As the swirling gases that were the star's innards spiral into orbit around the black hole, some of the astral gore is forcibly flung out far away enough from the intense gravity that it falls apart and regroups into around a hundred glowing planet-size globs that shoot into space at up to 20 million mph.
Mischief like this doesn't just happen in the Milky Way. Andromeda fires them right back at us. Black holes reside at the cores of most other galaxies, and once they catapult fiery projectiles at such incredible speeds, most zoom far beyond their galaxy.
Rogue behavior doesn't make these disembodied stellar fragments rogue planets. While they could pass for planetary rogues in the eye of a telescope -- and usually range in size from Neptune to Jupiter -- they're anything but. Planets take millions of years to come into being. These fireballs form within about a year after their stars are mangled by black holes and are made mostly of the hydrogen and helium that fueled those stars. Their chemical composition is also inconsistent; since they are Frankenstein-esque objects reanimated from different parts of the same destroyed star, one can be drastically different from the other on a molecular level.
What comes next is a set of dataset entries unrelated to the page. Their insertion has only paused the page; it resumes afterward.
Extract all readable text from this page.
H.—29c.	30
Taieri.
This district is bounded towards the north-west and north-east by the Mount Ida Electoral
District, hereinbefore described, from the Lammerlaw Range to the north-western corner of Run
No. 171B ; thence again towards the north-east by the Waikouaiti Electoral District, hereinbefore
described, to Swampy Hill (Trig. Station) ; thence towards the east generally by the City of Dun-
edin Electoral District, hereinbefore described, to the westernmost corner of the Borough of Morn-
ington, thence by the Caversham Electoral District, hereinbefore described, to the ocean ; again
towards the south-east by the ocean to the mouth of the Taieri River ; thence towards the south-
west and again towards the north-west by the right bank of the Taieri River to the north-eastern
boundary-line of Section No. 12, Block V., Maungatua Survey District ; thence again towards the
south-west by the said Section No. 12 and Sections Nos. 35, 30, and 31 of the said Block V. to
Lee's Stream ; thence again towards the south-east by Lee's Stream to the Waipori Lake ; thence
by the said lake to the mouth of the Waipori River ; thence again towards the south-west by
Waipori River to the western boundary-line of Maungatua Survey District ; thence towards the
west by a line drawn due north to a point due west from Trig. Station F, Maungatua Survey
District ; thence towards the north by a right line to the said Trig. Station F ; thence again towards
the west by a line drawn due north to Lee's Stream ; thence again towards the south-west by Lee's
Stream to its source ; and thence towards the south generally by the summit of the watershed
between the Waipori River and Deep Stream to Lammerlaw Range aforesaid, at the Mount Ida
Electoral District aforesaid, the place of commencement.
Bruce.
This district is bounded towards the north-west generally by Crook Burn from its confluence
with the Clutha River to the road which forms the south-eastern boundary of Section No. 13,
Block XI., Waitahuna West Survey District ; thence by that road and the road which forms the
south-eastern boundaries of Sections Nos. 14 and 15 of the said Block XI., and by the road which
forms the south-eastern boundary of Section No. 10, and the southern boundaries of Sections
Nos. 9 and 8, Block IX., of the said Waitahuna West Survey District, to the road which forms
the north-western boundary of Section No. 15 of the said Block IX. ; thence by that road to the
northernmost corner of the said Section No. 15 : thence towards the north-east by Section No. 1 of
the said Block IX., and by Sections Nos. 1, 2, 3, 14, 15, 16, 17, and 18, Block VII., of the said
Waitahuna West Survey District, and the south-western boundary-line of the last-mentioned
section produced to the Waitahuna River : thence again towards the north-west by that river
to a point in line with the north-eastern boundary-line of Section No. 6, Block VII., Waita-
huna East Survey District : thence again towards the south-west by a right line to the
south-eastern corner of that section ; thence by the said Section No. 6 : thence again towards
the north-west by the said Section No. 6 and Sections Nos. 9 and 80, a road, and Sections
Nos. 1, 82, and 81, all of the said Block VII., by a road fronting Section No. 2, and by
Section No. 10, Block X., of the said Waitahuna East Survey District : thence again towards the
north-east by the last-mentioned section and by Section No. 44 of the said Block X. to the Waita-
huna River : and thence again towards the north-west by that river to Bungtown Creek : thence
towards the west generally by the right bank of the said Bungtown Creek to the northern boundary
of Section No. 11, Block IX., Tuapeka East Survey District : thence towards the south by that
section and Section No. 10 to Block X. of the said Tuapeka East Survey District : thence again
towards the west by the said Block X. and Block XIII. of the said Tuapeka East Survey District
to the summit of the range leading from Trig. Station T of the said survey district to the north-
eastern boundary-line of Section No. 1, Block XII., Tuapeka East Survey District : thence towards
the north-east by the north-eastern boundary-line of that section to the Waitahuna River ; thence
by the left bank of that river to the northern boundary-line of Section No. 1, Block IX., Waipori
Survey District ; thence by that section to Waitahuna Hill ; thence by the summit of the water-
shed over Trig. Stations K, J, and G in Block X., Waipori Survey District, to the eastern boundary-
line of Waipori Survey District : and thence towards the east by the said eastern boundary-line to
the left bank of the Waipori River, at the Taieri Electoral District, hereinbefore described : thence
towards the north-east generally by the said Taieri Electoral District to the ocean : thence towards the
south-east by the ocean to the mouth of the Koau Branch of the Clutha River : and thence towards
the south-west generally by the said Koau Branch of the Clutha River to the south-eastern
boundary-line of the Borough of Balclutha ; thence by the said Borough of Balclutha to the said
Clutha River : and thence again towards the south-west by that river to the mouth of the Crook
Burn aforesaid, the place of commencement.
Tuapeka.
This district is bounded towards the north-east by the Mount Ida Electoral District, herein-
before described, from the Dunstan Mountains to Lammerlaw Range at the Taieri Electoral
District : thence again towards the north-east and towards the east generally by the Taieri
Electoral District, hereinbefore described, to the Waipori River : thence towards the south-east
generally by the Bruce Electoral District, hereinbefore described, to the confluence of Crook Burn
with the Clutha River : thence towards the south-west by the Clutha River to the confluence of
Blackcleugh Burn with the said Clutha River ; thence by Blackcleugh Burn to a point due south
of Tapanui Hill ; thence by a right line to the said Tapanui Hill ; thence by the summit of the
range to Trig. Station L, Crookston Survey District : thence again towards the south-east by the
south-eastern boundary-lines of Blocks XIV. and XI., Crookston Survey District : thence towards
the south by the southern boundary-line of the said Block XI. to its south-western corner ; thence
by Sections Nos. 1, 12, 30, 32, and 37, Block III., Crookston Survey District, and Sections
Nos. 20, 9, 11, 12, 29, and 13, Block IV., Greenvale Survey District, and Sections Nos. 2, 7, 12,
Proving that these elusive objects really are hurtling through space somewhere is the obsession of Eden Girma. With her colleagues at the Harvard Smithsonian Center for Astrophysics (CfA), the Harvard undergrad and team lead developed a computer code that simulated their trajectories to determine where exactly they are whizzing by and whether they dare approach our planet. Simulations revealed that the majority of them not only rocket out of the Milky Way, but end up anywhere from 700 to 10 million light years away. It would take approximately a million years from the time of ejection for one to reach the vicinity of Earth even at a supernatural speed. Meaning, none will be crashing into us any time soon.
Girma is cautiously optimistic that we will soon be able to see the spitballs in action. Even though these far-off infrared globes would fade considerably during their million-year journeys toward us as they cooled off (infrared radiation emissions issue from heated objects), upcoming advanced telescopes such as the James Webb Space Telescope and the Large Synoptic Survey Telescope may be able to identify them as soon as next year — if one actually crosses its field of vision.
"Only about one out of a thousand free-floating planets will be one of these second-generation oddballs," observed Girma. Even though the fireballs that linger in the Milky Way are relatively rare -- not to mention difficult to tell apart from rogue planets meandering around our galaxy -- capturing an image of one is not impossible. Future technology may just spot a space oddity.